Yerel mahkemece; dava, satın alınan malın iade edilmesi sebebiyle bedelinin istirdadına ilişkin bir alacak istemine şeklinde yorumlanmış ve davacının makineyi iade ettiğini usulüne uygun delillerle ispat edemediği gerekçesiyle davanın reddine karar verilmiştir.
Hüküm davacı vekilince temyiz edilmiş; temyiz dilekçesinde; açtıkları davanın malın iadesi nedenine değil, alınan malın ayıplı çıkması nedenine ve satıcının tekeffül hükümlerine dayalı alacak davası olduğunu ileri sürmüştür.
Özel Dairece; davanın ayıplı mala karşı tekeffül hükümlerine göre açıldığı saptanarak, bu doğrultuda bir bozma kararı sevk edilmiştir.
Yerel mahkeme direnme kararında; daha önce gerekçesinde yer vermediği halde bozma kararından esinlenerek ayıba karşı tekeffül hükümlerini değerlendirmiş; ancak satılan ürünün kimin yanında olduğunun belli olmadığı gibi üzerinde inceleme yapılmasının da olanaklı olmadığını, süresinde ayıp ihbarı yapılsa dahi sonuca katkısı olmayacağını kararına dayanak olarak göstermiştir.
Bu nedenle, işin esasının incelenmesine geçilmeden bu hükmün direnme mi yoksa yeni bir hüküm mü olduğu, temyiz incelemesinin Özel Dairece mi , Hukuk Genel Kurulu’nca mı yapılması gerektiği ön sorun olarak ele alınmıştır.

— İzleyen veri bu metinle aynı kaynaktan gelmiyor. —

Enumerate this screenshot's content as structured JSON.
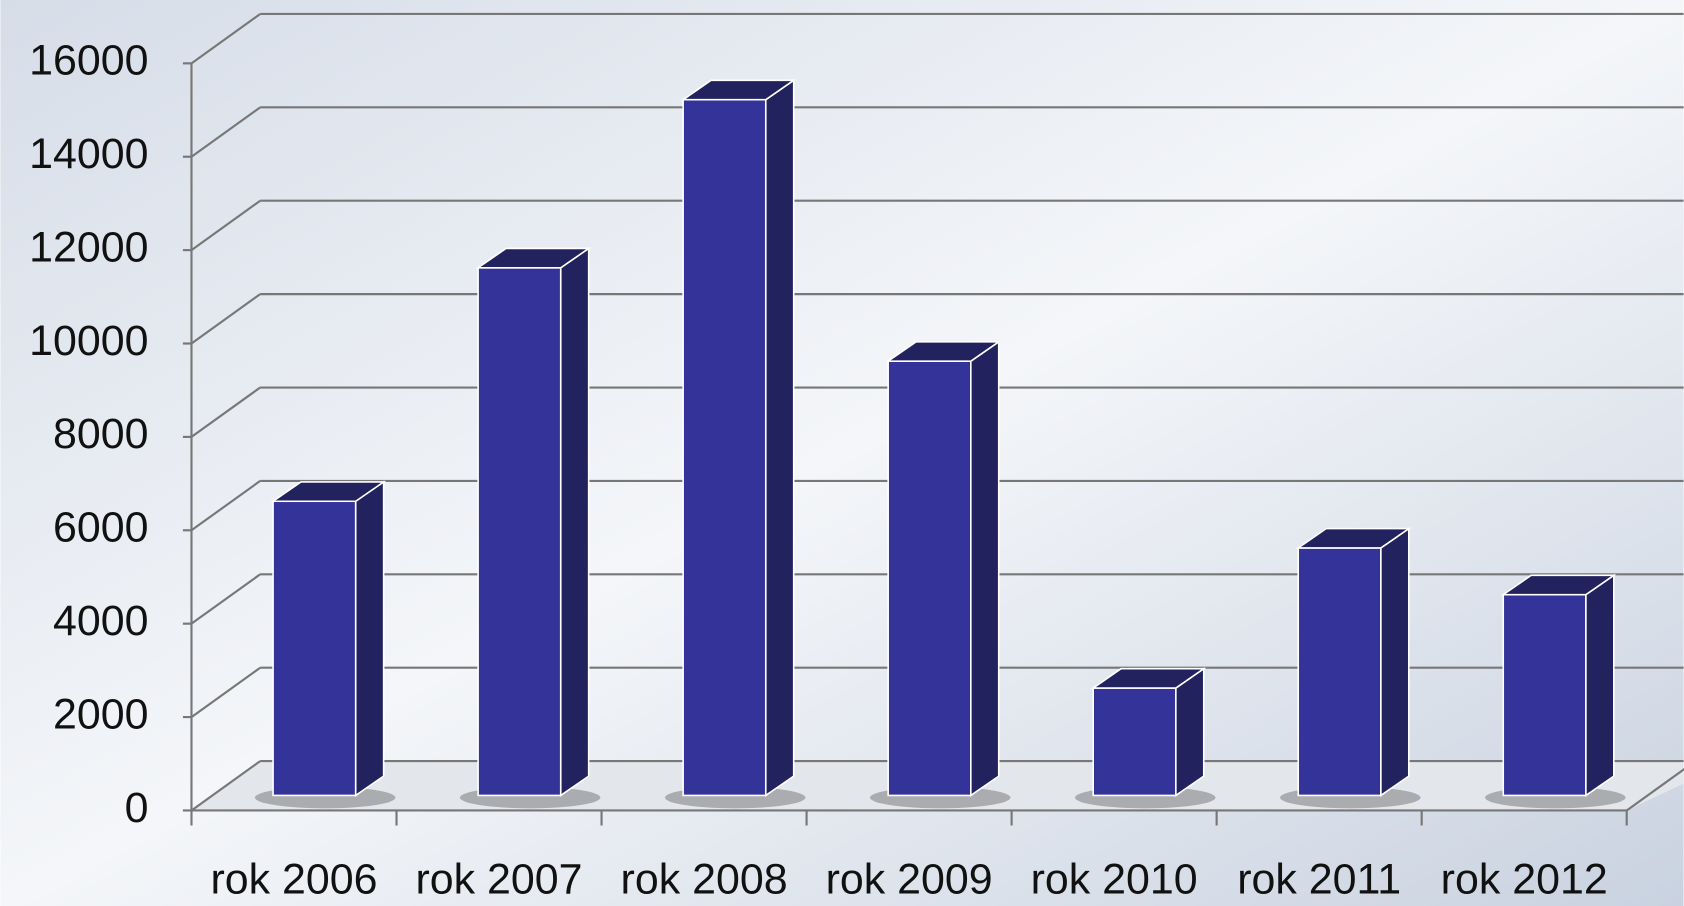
{
  "chart_data": {
    "type": "bar3d",
    "categories": [
      "rok 2006",
      "rok 2007",
      "rok 2008",
      "rok 2009",
      "rok 2010",
      "rok 2011",
      "rok 2012"
    ],
    "values": [
      6300,
      11300,
      14900,
      9300,
      2300,
      5300,
      4300
    ],
    "color": "#333399",
    "side_color": "#22225e",
    "ylim": [
      0,
      16000
    ],
    "yticks": [
      0,
      2000,
      4000,
      6000,
      8000,
      10000,
      12000,
      14000,
      16000
    ],
    "grid": true
  }
}
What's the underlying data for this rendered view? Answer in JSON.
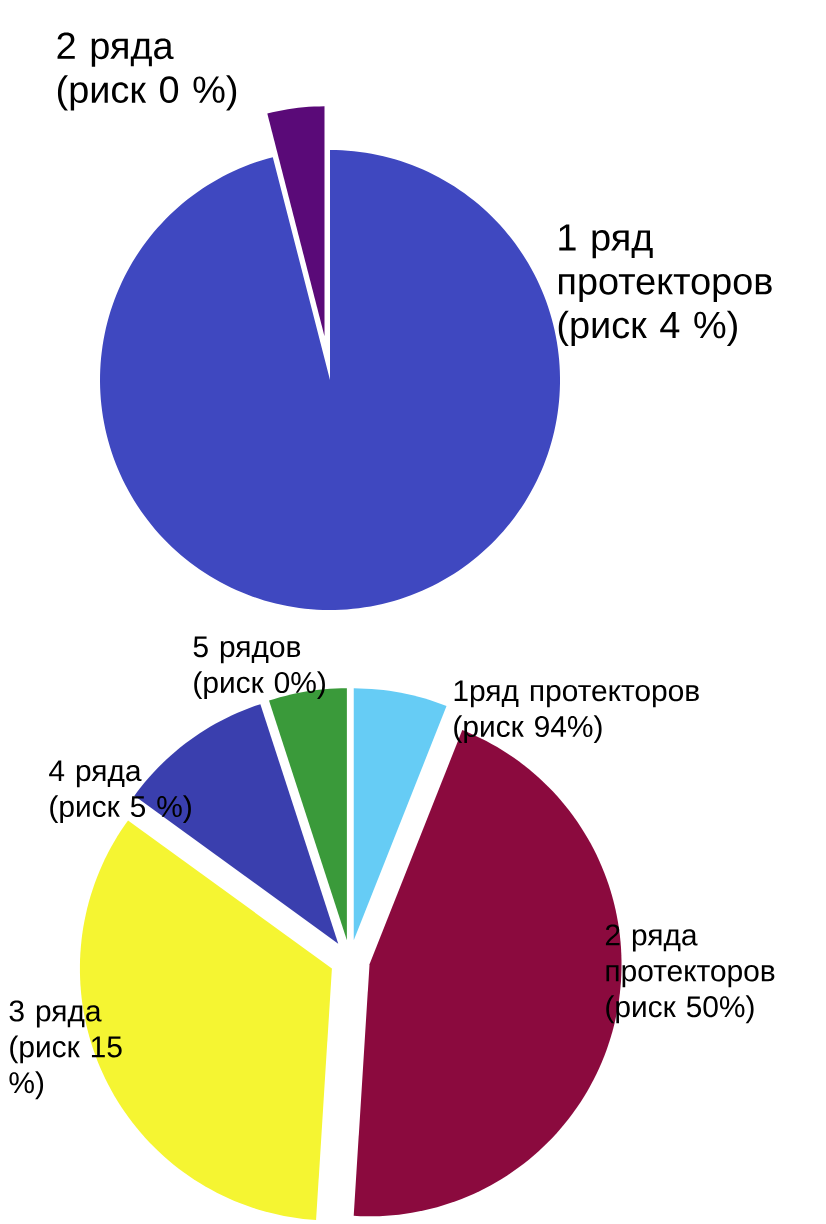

Bilindiği üzere; direnme kararının varlığından söz edilebilmesi için mahkeme bozmadan esinlenerek yeni herhangi bir delil toplamadan önceki deliller çerçevesinde karar vermeli; gerekçesini önceki kararına göre genişletebilirse de değiştirmemelidir. (HUMK.429 mad.)
Eş söyleyişle; mahkemenin yeni bir delile dayanarak ve/veya gerekçesini değiştirerek karar vermiş olması halinde, direnme kararının varlığından söz edilemez.
Somut olayda ise; Mahkemenin, ilk kararında davanın yasal dayanağı tamamen farklı değerlendirilmiş; bozma ilamından sonra ise ilk gerekçede hiç yer verilmeyen, bozma ilamından esinlenerek tamamen yeniden oluşturulan gerekçelerle hüküm kurulmuştur. Mahkemenin direnme olarak adlandırdığı bu karar gerçekte direnme olmayıp, bozmadan esinlenilerek oluşturulmuş; yeni bir hükümdür.
Yeni hükme yönelik temyiz itirazlarının inceleme merci ise Hukuk Genel Kurulu değil; Özel Daire’dir.
Hal böyle olunca; dosyanın yeni hükme yönelik temyiz itirazlarının incelenmesi için Özel Daireye gönderilmesi gerekir.
SONUÇ: Yukarıda açıklanan gerekçelerle mahkemece verilen karar yeni hüküm niteliğinde olduğundan, bu hükme yönelik temyiz itirazlarının incelenmesi için dosyanın Yargıtay 19. Hukuk Dairesine gönderilmesine, 7/4/2010 gününde oybirliği ile karar verildi.